While his earlier comedies suffer from an unevenness resulting from the thematic clash between the trivial
and the serious, Earnest achieves a pitch-perfect style that allows these to dissolve. There are three
different registers detectable in the play. The dandyish insouciance of Jack and Algernon—established early
with Algernon's exchange with his manservant—betrays an underlying unity despite their differing
attitudes. The formidable pronouncements of Lady Bracknell are as startling for her use of hyperbole and
rhetorical extravagance as for her disconcerting opinions. In contrast, the speech of Dr. Chasuble and Miss
Prism is distinguished by "pedantic precept" and "idiosyncratic diversion". Furthermore, the play is full of
epigrams and paradoxes. Max Beerbohm described it as littered with "chiselled apophthegms—witticisms
unrelated to action or character", of which he found half a dozen to be of the highest order. Lady
Bracknell's line, "A handbag?", has been called one of the most malleable in English drama, lending itself to
interpretations ranging from incredulous or scandalised to baffled. Edith Evans, both on stage and in the
1952 film, delivered the line loudly in a mixture of horror, incredulity and condescension.Stockard
Channing, in the Gaiety Theatre, Dublin in 2010, hushed the line, in a critic's words, "with a barely audible
'A handbag?', rapidly swallowed up with a sharp intake of breath. An understated take, to be sure, but with
such a well-known play, packed full of witticisms and aphorisms with a life of their own, it's the little things
that make a difference."
Characterisation
Though Wilde deployed characters that were by now familiar—the dandy lord, the overbearing matriarch,
the woman with a past, the puritan young lady—his treatment is subtler than in his earlier comedies. Lady
Bracknell, for instance, embodies respectable, upper-class society, but Eltis notes how her development
"from the familiar overbearing duchess into a quirkier and more disturbing character" can be traced
through Wilde's revisions of the play. For the two young men, Wilde presents not stereotypical stage
"dudes" but intelligent beings who, as Jackson puts it, "speak like their creator in well-formed complete
sentences and rarely use slang or vogue-words".Dr Chasuble and Miss Prism are characterised by a few
light touches of detail, their old-fashioned enthusiasms, and the Canon's fastidious pedantry, pared down
by Wilde during his many redrafts of the text.
Structure and genre
Ransome argues that Wilde freed himself by abandoning the melodrama, the basic structure which
underlies his earlier social comedies, and basing the story entirely on the Earnest/Ernest verbal conceit.
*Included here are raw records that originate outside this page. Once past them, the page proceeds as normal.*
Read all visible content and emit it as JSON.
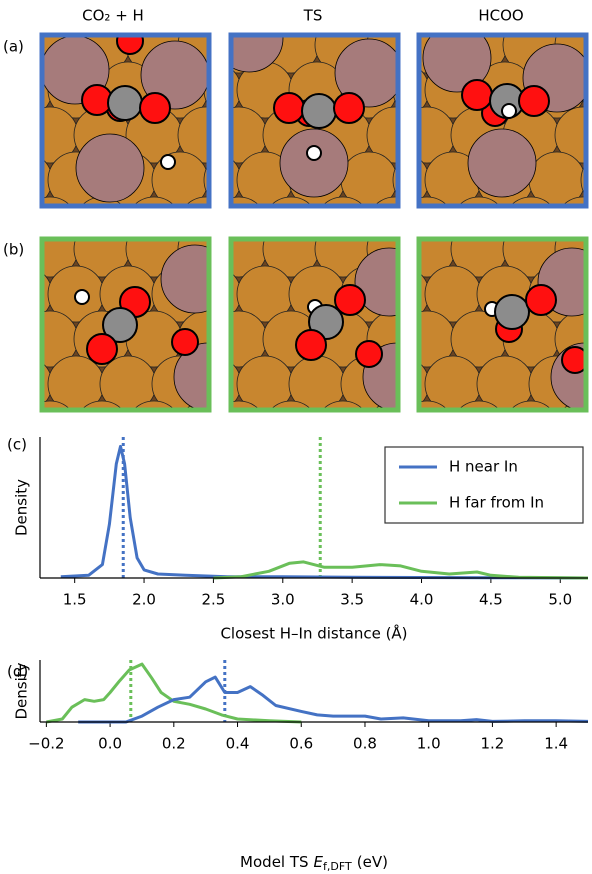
{
  "panels": {
    "columns": [
      "CO₂ + H",
      "TS",
      "HCOO"
    ],
    "rows": [
      "(a)",
      "(b)"
    ]
  },
  "chart_data": [
    {
      "type": "line",
      "panel_label": "(c)",
      "ylabel": "Density",
      "xlabel": "Closest H–In distance (Å)",
      "xlim": [
        1.25,
        5.2
      ],
      "ylim": [
        0,
        1.05
      ],
      "xticks": [
        1.5,
        {
          "value": 2,
          "label": "2.0"
        },
        2.5,
        {
          "value": 3,
          "label": "3.0"
        },
        3.5,
        {
          "value": 4,
          "label": "4.0"
        },
        4.5,
        {
          "value": 5,
          "label": "5.0"
        }
      ],
      "legend": "upper right",
      "series": [
        {
          "name": "H near In",
          "color": "#4472c4",
          "x": [
            1.4,
            1.6,
            1.7,
            1.75,
            1.8,
            1.83,
            1.86,
            1.9,
            1.95,
            2.0,
            2.1,
            2.3,
            2.6,
            3.0,
            3.5,
            4.5,
            5.2
          ],
          "values": [
            0.01,
            0.02,
            0.1,
            0.4,
            0.85,
            0.98,
            0.85,
            0.45,
            0.15,
            0.06,
            0.03,
            0.02,
            0.01,
            0.01,
            0.005,
            0.002,
            0
          ]
        },
        {
          "name": "H far from In",
          "color": "#6abf59",
          "x": [
            2.5,
            2.7,
            2.9,
            3.05,
            3.15,
            3.3,
            3.5,
            3.7,
            3.85,
            4.0,
            4.2,
            4.4,
            4.5,
            4.7,
            5.2
          ],
          "values": [
            0,
            0.01,
            0.05,
            0.11,
            0.12,
            0.08,
            0.08,
            0.1,
            0.09,
            0.05,
            0.03,
            0.045,
            0.02,
            0.005,
            0
          ]
        }
      ],
      "vlines": [
        {
          "x": 1.85,
          "color": "#4472c4"
        },
        {
          "x": 3.27,
          "color": "#6abf59"
        }
      ]
    },
    {
      "type": "line",
      "panel_label": "(d)",
      "ylabel": "Density",
      "xlabel": {
        "text": "Model TS",
        "symbol": "E",
        "subscript": "f,DFT",
        "unit": "(eV)"
      },
      "xlim": [
        -0.22,
        1.5
      ],
      "ylim": [
        0,
        1.05
      ],
      "xticks": [
        {
          "value": -0.2,
          "label": "−0.2"
        },
        {
          "value": 0,
          "label": "0.0"
        },
        0.2,
        0.4,
        0.6,
        0.8,
        {
          "value": 1,
          "label": "1.0"
        },
        1.2,
        1.4
      ],
      "series": [
        {
          "color": "#6abf59",
          "x": [
            -0.2,
            -0.15,
            -0.12,
            -0.08,
            -0.05,
            -0.02,
            0,
            0.03,
            0.06,
            0.1,
            0.13,
            0.16,
            0.2,
            0.25,
            0.3,
            0.35,
            0.4,
            0.5,
            0.6
          ],
          "values": [
            0,
            0.05,
            0.25,
            0.38,
            0.35,
            0.38,
            0.5,
            0.7,
            0.88,
            0.98,
            0.75,
            0.5,
            0.35,
            0.3,
            0.22,
            0.12,
            0.05,
            0.02,
            0
          ]
        },
        {
          "color": "#4472c4",
          "x": [
            -0.1,
            0.05,
            0.1,
            0.15,
            0.2,
            0.25,
            0.3,
            0.33,
            0.36,
            0.4,
            0.44,
            0.48,
            0.52,
            0.6,
            0.65,
            0.7,
            0.8,
            0.85,
            0.92,
            1.0,
            1.1,
            1.15,
            1.2,
            1.3,
            1.4,
            1.5
          ],
          "values": [
            0,
            0,
            0.1,
            0.25,
            0.38,
            0.42,
            0.68,
            0.76,
            0.5,
            0.5,
            0.6,
            0.45,
            0.28,
            0.18,
            0.12,
            0.1,
            0.1,
            0.05,
            0.07,
            0.02,
            0.02,
            0.04,
            0.01,
            0.02,
            0.02,
            0.01
          ]
        }
      ],
      "vlines": [
        {
          "x": 0.065,
          "color": "#6abf59"
        },
        {
          "x": 0.36,
          "color": "#4472c4"
        }
      ]
    }
  ]
}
Now freed from "living up to any drama more serious than conversation" Wilde could now amuse himself
to a fuller extent with quips, bons-mots, epigrams and repartee that really had little to do with the business
at hand. The genre of the Importance of Being Earnest has been deeply debated by scholars and critics alike
who have placed the play within a wide variety of genres ranging from parody to satire. In his critique of
Wilde, Foster argues that the play creates a world where "real values are inverted [and], reason and
unreason are interchanged". Similarly, Wilde's use of dialogue mocks the upper classes of Victorian England
lending the play a satirical tone. Reinhart further stipulates that the use of farcical humour to mock the
upper classes "merits the play both as satire and as drama".